Odio a las clases medias
Entre las muchas frases memorables de la ministra de Hacienda –seguro que por eso es también portavoz del Gobierno- está la de que “la pandemia no entiende de virus”. Es posible que quisiera decir que la pandemia no entiende de fronteras, aunque entonces no se comprende por qué nuestros progresistas están empeñados en cerrar las fronteras nacionales a cal y canto. O quizás hablaba de clases sociales, algo que parece poco acorde con su presumible, aunque no del todo segura, mentalidad socialista. Y es que si la pandemia no entiende de fronteras, de clases ni de virus, los progresistas sí saben quién merece ser castigado. Castigo económico, fiscal, moral y llegado el caso personal. Son todos aquellos que han ido consolidando una posición social que a veces ni siquiera se puede llamar holgada, pero que les ha permitido criar y educar por sí mismos a sus hijos, atender a las necesidades de sus mayores y tomar decisiones autónomas sobre su propia vida.
Ahí está lo imperdonable.

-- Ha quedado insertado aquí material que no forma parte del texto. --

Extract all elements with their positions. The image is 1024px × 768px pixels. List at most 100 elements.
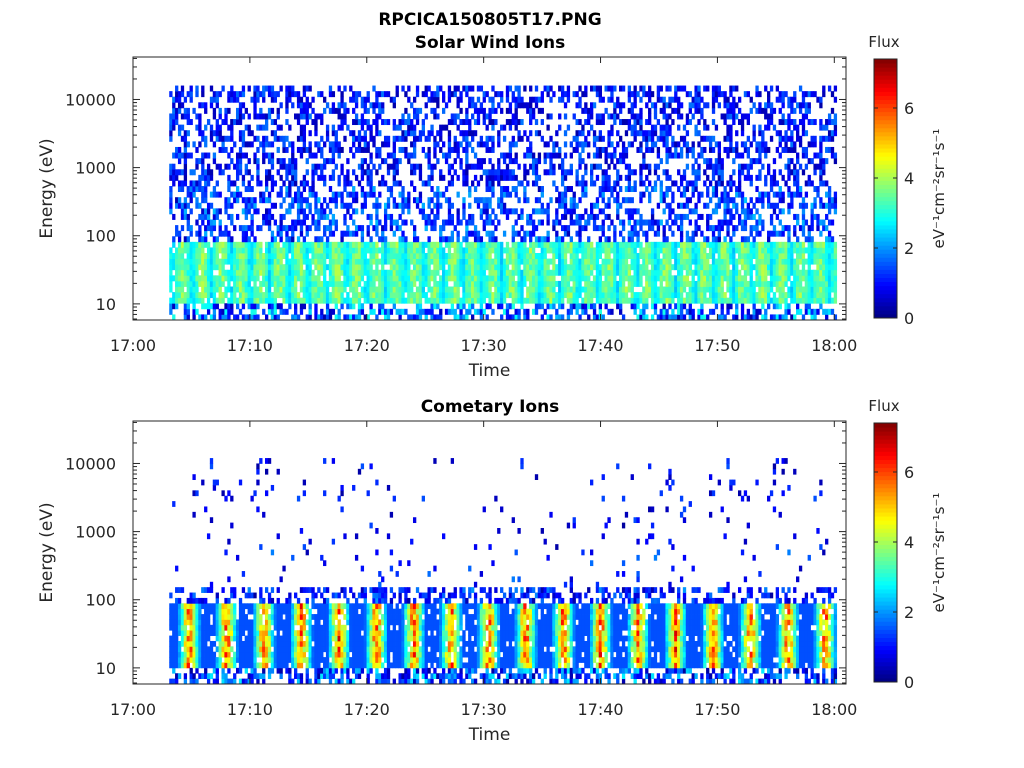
- heatmap-cell: [482, 225, 486, 232]
- heatmap-cell: [404, 269, 408, 276]
- heatmap-cell: [412, 241, 417, 248]
- heatmap-cell: [537, 186, 542, 193]
- heatmap-cell: [537, 130, 542, 137]
- heatmap-cell: [253, 91, 257, 98]
- heatmap-cell: [383, 269, 388, 276]
- heatmap-cell: [560, 303, 565, 310]
- heatmap-cell: [717, 286, 721, 293]
- heatmap-cell: [740, 286, 745, 293]
- heatmap-cell: [540, 135, 544, 142]
- heatmap-cell: [314, 292, 318, 299]
- heatmap-cell: [383, 91, 388, 98]
- heatmap-cell: [285, 253, 289, 259]
- heatmap-cell: [415, 253, 420, 259]
- heatmap-cell: [328, 247, 333, 254]
- heatmap-cell: [175, 96, 179, 103]
- heatmap-cell: [195, 124, 199, 131]
- heatmap-cell: [412, 236, 417, 243]
- heatmap-cell: [482, 141, 486, 148]
- heatmap-cell: [439, 280, 443, 287]
- heatmap-cell: [601, 96, 605, 103]
- heatmap-cell: [636, 91, 640, 98]
- heatmap-cell: [508, 314, 513, 321]
- heatmap-cell: [621, 119, 626, 126]
- heatmap-cell: [668, 264, 672, 271]
- heatmap-cell: [711, 258, 716, 265]
- heatmap-cell: [410, 297, 414, 304]
- heatmap-cell: [514, 297, 518, 304]
- heatmap-cell: [276, 169, 280, 176]
- heatmap-cell: [299, 219, 304, 226]
- heatmap-cell: [436, 297, 440, 304]
- heatmap-cell: [691, 180, 695, 187]
- heatmap-cell: [392, 152, 396, 159]
- heatmap-cell: [500, 241, 504, 248]
- heatmap-cell: [729, 186, 733, 193]
- heatmap-cell: [694, 96, 698, 103]
- heatmap-cell: [389, 275, 394, 282]
- heatmap-cell: [619, 119, 623, 126]
- heatmap-cell: [201, 269, 205, 276]
- heatmap-cell: [671, 241, 675, 248]
- heatmap-cell: [314, 247, 318, 254]
- heatmap-cell: [192, 180, 196, 187]
- heatmap-cell: [552, 253, 556, 259]
- heatmap-cell: [267, 141, 272, 148]
- heatmap-cell: [737, 241, 742, 248]
- heatmap-cell: [253, 241, 257, 248]
- heatmap-cell: [363, 286, 367, 293]
- heatmap-cell: [259, 107, 263, 114]
- heatmap-cell: [578, 119, 582, 126]
- heatmap-cell: [479, 236, 484, 243]
- heatmap-cell: [511, 141, 515, 148]
- heatmap-cell: [639, 314, 643, 321]
- heatmap-cell: [740, 130, 745, 137]
- heatmap-cell: [682, 297, 687, 304]
- heatmap-cell: [247, 314, 251, 321]
- heatmap-cell: [688, 269, 692, 276]
- heatmap-cell: [453, 269, 457, 276]
- heatmap-cell: [259, 297, 263, 304]
- heatmap-cell: [323, 230, 327, 237]
- heatmap-cell: [650, 124, 655, 131]
- heatmap-cell: [740, 258, 745, 265]
- heatmap-cell: [668, 174, 672, 181]
- heatmap-cell: [685, 253, 690, 259]
- heatmap-cell: [305, 264, 309, 271]
- heatmap-cell: [534, 236, 539, 243]
- heatmap-cell: [563, 247, 568, 254]
- heatmap-cell: [613, 102, 617, 109]
- heatmap-cell: [386, 269, 391, 276]
- heatmap-cell: [732, 158, 736, 165]
- heatmap-cell: [311, 186, 315, 193]
- heatmap-cell: [386, 253, 391, 259]
- heatmap-cell: [418, 253, 423, 259]
- heatmap-cell: [685, 130, 690, 137]
- heatmap-cell: [412, 130, 417, 137]
- heatmap-cell: [485, 197, 489, 204]
- heatmap-cell: [471, 314, 475, 321]
- heatmap-cell: [241, 230, 246, 237]
- heatmap-cell: [421, 247, 425, 254]
- heatmap-cell: [296, 258, 301, 265]
- heatmap-cell: [244, 230, 248, 237]
- heatmap-cell: [189, 230, 193, 237]
- heatmap-cell: [566, 124, 571, 131]
- heatmap-cell: [276, 107, 280, 114]
- heatmap-cell: [433, 113, 437, 120]
- heatmap-cell: [546, 141, 550, 148]
- heatmap-cell: [334, 253, 338, 259]
- heatmap-cell: [410, 253, 414, 259]
- heatmap-cell: [674, 141, 678, 148]
- heatmap-cell: [244, 124, 248, 131]
- heatmap-cell: [601, 180, 605, 187]
- heatmap-cell: [418, 130, 423, 137]
- heatmap-cell: [563, 208, 568, 215]
- heatmap-cell: [517, 130, 521, 137]
- heatmap-cell: [726, 130, 730, 137]
- heatmap-cell: [488, 275, 492, 282]
- heatmap-cell: [430, 314, 434, 321]
- heatmap-cell: [476, 230, 481, 237]
- heatmap-cell: [732, 180, 736, 187]
- heatmap-cell: [491, 174, 495, 181]
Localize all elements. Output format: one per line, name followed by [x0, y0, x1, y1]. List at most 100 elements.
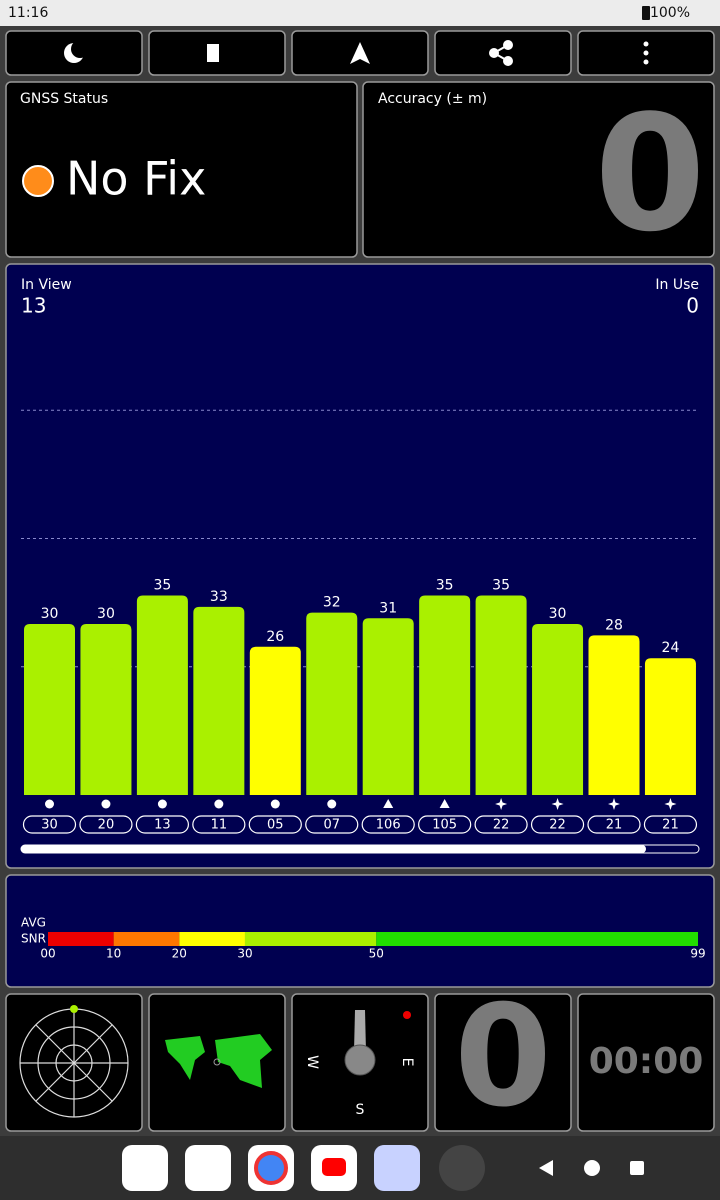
moon-cut	[71, 40, 89, 58]
constellation-marker	[157, 799, 167, 809]
map-panel[interactable]	[148, 993, 286, 1132]
bar-value-label: 30	[549, 606, 567, 622]
avg-label: AVG	[21, 916, 46, 930]
snr-segment	[48, 932, 114, 946]
gnss-title: GNSS Status	[20, 91, 108, 107]
snr-tick-label: 00	[40, 947, 55, 961]
bar	[136, 595, 188, 795]
constellation-marker	[608, 798, 620, 810]
speed-panel[interactable]	[434, 993, 572, 1132]
svid-label: 105	[432, 818, 457, 833]
battery-icon	[642, 6, 650, 20]
in-use-label: In Use	[655, 277, 699, 293]
gallery-app[interactable]	[374, 1145, 420, 1191]
svid-pill	[248, 815, 302, 834]
svid-pill	[22, 815, 77, 834]
svid-label: 22	[493, 818, 510, 833]
home-button[interactable]	[584, 1160, 600, 1176]
svid-pill	[135, 815, 189, 834]
accuracy-title: Accuracy (± m)	[378, 91, 487, 107]
snr-tick-label: 99	[690, 947, 705, 961]
bar	[306, 612, 358, 795]
sky-plot	[19, 1008, 129, 1118]
snr-tick-label: 30	[237, 947, 252, 961]
constellation-marker	[45, 799, 54, 809]
svid-label: 21	[606, 818, 623, 833]
nav-bar	[0, 1136, 720, 1200]
bar-value-label: 24	[662, 640, 680, 656]
compass-hub	[344, 1044, 376, 1076]
share-button[interactable]	[434, 30, 572, 76]
svid-label: 05	[267, 818, 284, 833]
snr-segment	[376, 932, 698, 946]
svid-label: 11	[211, 818, 228, 833]
compass-west: W	[304, 1055, 320, 1069]
gnss-panel	[5, 81, 358, 258]
in-view-count: 13	[21, 294, 46, 318]
svid-label: 13	[154, 818, 171, 833]
bar-value-label: 30	[97, 606, 115, 622]
phone-app[interactable]	[122, 1145, 168, 1191]
constellation-marker	[551, 798, 564, 810]
constellation-marker	[214, 799, 224, 809]
svid-pill	[361, 815, 415, 834]
fix-status: No Fix	[66, 152, 206, 206]
bar	[80, 624, 132, 795]
in-use-count: 0	[686, 294, 699, 318]
accuracy-value: 0	[594, 80, 705, 267]
chrome-icon	[254, 1151, 288, 1185]
svid-pill	[530, 815, 585, 834]
speed-value: 0	[454, 976, 551, 1139]
bar	[249, 646, 301, 795]
snr-segment	[244, 932, 377, 946]
constellation-marker	[495, 798, 508, 810]
scrollbar-thumb[interactable]	[21, 845, 646, 853]
bar-value-label: 32	[323, 595, 341, 611]
fix-indicator	[22, 165, 54, 197]
back-button[interactable]	[539, 1160, 553, 1176]
app-drawer[interactable]	[439, 1145, 485, 1191]
arrow-icon	[350, 42, 370, 64]
snr-tick-label: 10	[106, 947, 121, 961]
svid-label: 20	[98, 818, 115, 833]
svid-label: 22	[549, 818, 566, 833]
snr-tick-label: 50	[369, 947, 384, 961]
in-view-label: In View	[21, 277, 72, 293]
snr-segment	[113, 932, 180, 946]
sky-satellite	[70, 1005, 78, 1013]
menu-icon	[643, 41, 649, 65]
bar-value-label: 26	[266, 629, 284, 645]
status-bar	[0, 0, 720, 26]
dock	[122, 1145, 644, 1191]
recents-button[interactable]	[630, 1161, 644, 1175]
bar-value-label: 35	[492, 578, 510, 594]
bar-value-label: 31	[379, 600, 397, 616]
compass-south: S	[356, 1102, 365, 1118]
bar-value-label: 35	[436, 578, 454, 594]
constellation-marker	[270, 799, 280, 809]
svid-label: 21	[662, 818, 679, 833]
bar	[193, 606, 245, 795]
bar-value-label: 28	[605, 617, 623, 633]
bar	[24, 624, 75, 795]
svid-label: 30	[41, 818, 58, 833]
share-icon	[489, 40, 513, 66]
compass-needle	[354, 1010, 366, 1052]
constellation-marker	[327, 799, 337, 809]
snr-tick-label: 20	[172, 947, 187, 961]
world-map	[165, 1034, 272, 1088]
bar	[362, 618, 414, 795]
bar-value-label: 33	[210, 589, 228, 605]
svid-label: 106	[376, 818, 401, 833]
compass-dot	[403, 1011, 411, 1019]
timer-panel[interactable]	[577, 993, 715, 1132]
battery: 100%	[650, 5, 690, 21]
snr-segment	[179, 932, 245, 946]
bar	[475, 595, 527, 795]
bar	[588, 635, 640, 795]
messages-app[interactable]	[185, 1145, 231, 1191]
svid-pill	[587, 815, 641, 834]
svid-pill	[79, 815, 133, 834]
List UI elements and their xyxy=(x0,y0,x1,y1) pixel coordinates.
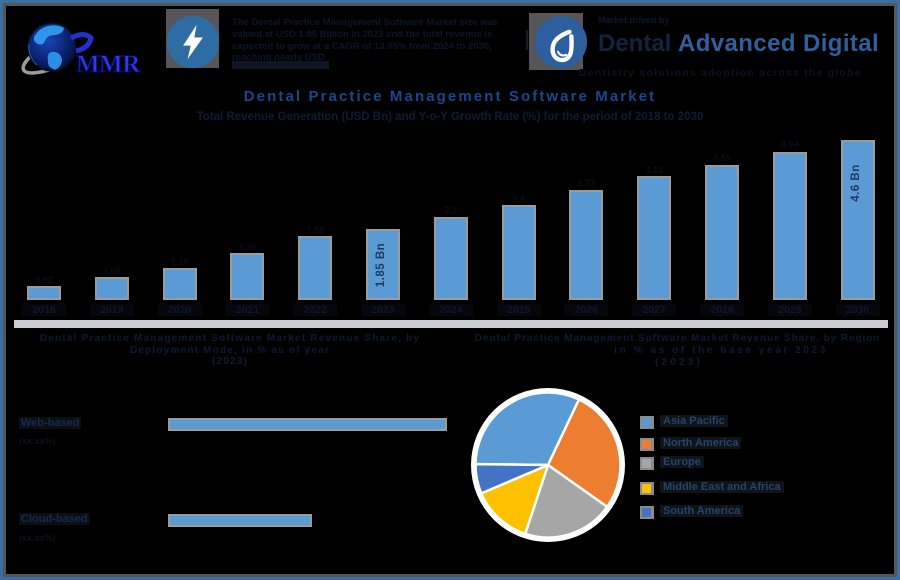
svg-text:MMR: MMR xyxy=(76,51,141,78)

Consiste en no depender del todo del Estado, un Estado que financian con sus impuestos -como no lo hacen quienes tienen ingresos inferiores- y cuyas reglas e instituciones respetan y reconocen como necesarias, casi sagradas. Al Gobierno social peronista se le llena la boca con las políticas de igualdad: más fiscalidad para los “ricos” y más recursos para los “pobres”. En realidad, el objetivo es acabar en la medida de lo posible con ese margen de autonomía que han conseguido, con sus propios medios, quienes conforman las clases medias.
Llegar a apreciar esa autonomía en lo que vale no resulta sencillo. Hace falta haber asimilado y cultivar virtudes como el amor a lo propio, el gusto por el trabajo –y por el trabajo bien hecho-, la conciencia de hasta qué punto dependemos de los demás, el apego al ahorro, cierta disposición a la independencia de criterio y al espíritu crítico. La expresión política de esta forma de ser no acaba de cuajar ni en el populismo, de fondo demasiado antiliberal, ni en el tecnocratismo, cínico y elitista, pero también mezquino, sin el amor a la grandeza propio de la antigua aristocracia. Hará falta imaginación, y ambición auténtica, para inventar un nuevo cauce político para unas clases medias que se saben el tronco mismo de la sociedad española pero también el objeto de un ataque, y un odio, sin cuartel.